Written Report
Abtract
This project pulls from a few different files all regarding information about national parks in the United States that I used to create a shiny app with the purpose of providing a very basic education about national parks. To build the map I used a shape file from the national park service to plot all the areas that they manage. This not only includes those with the national park title, but also every designation of a national part site (which is quite an extensive list). To add onto the map, I scraped the National Parks Wikipedia page to get some extra information about the true national parks so users could see some more information when they clicked on a chosen park. In addition to the map, there are data tables that list out relevant information for the national parks and other areas featured on the map. I also used more data provided by the National Parks Service to plot information regarding the amount of visitors to each of the national parks over a range of years. This data was used to create a couple of graphs displaying visitor trends in national parks.
Introduction
This app utilizes data and visualizations to offer an opportunity for expanding knowledge about our national parks and delivering a fundamental education about them.
The map and data tables use the following information:
A shape file provided by the National Park Service. The variables I used from this file are:
- UNIT_NAME, The name of the park, site, or area that will appear on the map. This is what shows when the user hovers over any of the blue areas and is also used as the name for the data table “All_Parks”.
- UNIT_TPE, The classification of each area that the park service manages. This is displayed on the data table “All_Parks” and the user can view areas by type classification.
- STATE, The state each area is in, displayed on the “All_Parks” data table and the user can view areas by state.
- METADATA, The link to the national park service page about each area doesn’t actually provide much information but is displayed on the “All_Parks” data table.
To designate the areas with the “National Park” title and separate them for plotting on the map and the data tables, I used the data that I scraped from Wikipedia and joined them by name. The relevant variables from Wikipedia are:
- Name, The name of the National Park. This is used in the map when the user clicks on green areas and is also displayed in the data table “Just_National_Parks”

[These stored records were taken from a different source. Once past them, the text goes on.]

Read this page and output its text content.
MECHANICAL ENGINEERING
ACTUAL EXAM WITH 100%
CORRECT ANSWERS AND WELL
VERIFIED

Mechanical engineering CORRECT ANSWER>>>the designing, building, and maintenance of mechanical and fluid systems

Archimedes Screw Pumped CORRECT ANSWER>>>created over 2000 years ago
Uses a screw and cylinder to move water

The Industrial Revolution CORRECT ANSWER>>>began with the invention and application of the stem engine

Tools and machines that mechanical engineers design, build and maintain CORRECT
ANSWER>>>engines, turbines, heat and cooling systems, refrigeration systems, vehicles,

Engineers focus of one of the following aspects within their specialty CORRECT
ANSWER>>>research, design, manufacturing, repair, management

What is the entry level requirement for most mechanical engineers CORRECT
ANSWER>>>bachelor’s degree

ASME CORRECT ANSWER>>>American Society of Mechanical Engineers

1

- State, The state the park is located in. Appears in “Just_National_Parks” table and the user can view parks by state designation.
- Established, Gives the date the park was established. This appears in the popup window when a park is clicked on and can also be used in the table “Just_National_Parks” to sort by oldest or newest parks.
- Area (in acres), Gives the size of the parks in acres. This can be used to sort the parks in the “Just_National_Parks” by size.
- Visitors in 2022), Shows the amount of visitors to each park in 2022. This appears in the popup window and can also be used to sort “Just_National_Parks” by amount of visitors.
- Description, A brief description of each park. This appears in the popup window and the data table “Just_National_Parks”.
Creating the map boosts user interaction with information about national parks and creates an interesting visualization of these areas. It displays the size and geographic location of each area to help users get a better idea of where they are and how much space is covered by parks and other national sites in the country. The data tables provide a gathered place of information that allows for the posing of questions about the areas shown in the map. This is where the majority of questions and education about national parks takes place. The information from the Wikipedia page allows users to explore details of these areas like the oldest/newest park or the biggest/smallest park, and many more investigative questions.
The visitors plots use the following information:
– An excel file published by the National Parks Service containing the visitor count for 400 national park sites from 1906 to 2016. The variables I used are:
- Unit Name, The name of the park or area
- Unit Type, The classification type of the area
- Visitors, A visitor count for each year along with a collective total amount
- YearRaw, Each year that the data was collected and a total amount for all years (labeled “Total”)
Using this data I created two interactive graphs that allow the user to view the visitors over a range of years, either looking at a collection of parks selected by the user or one park specifically to view more in depth. Adding this information allows the user to learn about visitor trends and how highly trafficked some of these areas are. And while this data set does provide visitation numbers for 400 of the areas the national park service manages, I filtered it down to just keep the areas with the “National Park” classification to simplify the options and visuals. I also changed the year range from 1905 to 2016, to 1995 through 2016 in order to provide more relevant information and reduce the clutter of the visuals. Some of the questions that can be posed using the addition of this data include the most/least popular year for a chosen park, which out of a group of parks was most visited in a chosen year(s), and general trends of visitors.
Visualizations
Map with popup
This is the map that I created using the national parks shape file joined with the information scraped from the Wikipedia page. It is color coded to indicate the difference between the areas labeled as National Park with more information (green) and the other areas managed by the park service (blue). The green areas provide a popup with the additional information, while the blue areas only provide the name of the area when hovered over. However, given the large size of the shape file, I can only publish a visualization with one of the data sets. So the published version can only show the green areas I am using to show those with the title of National Park.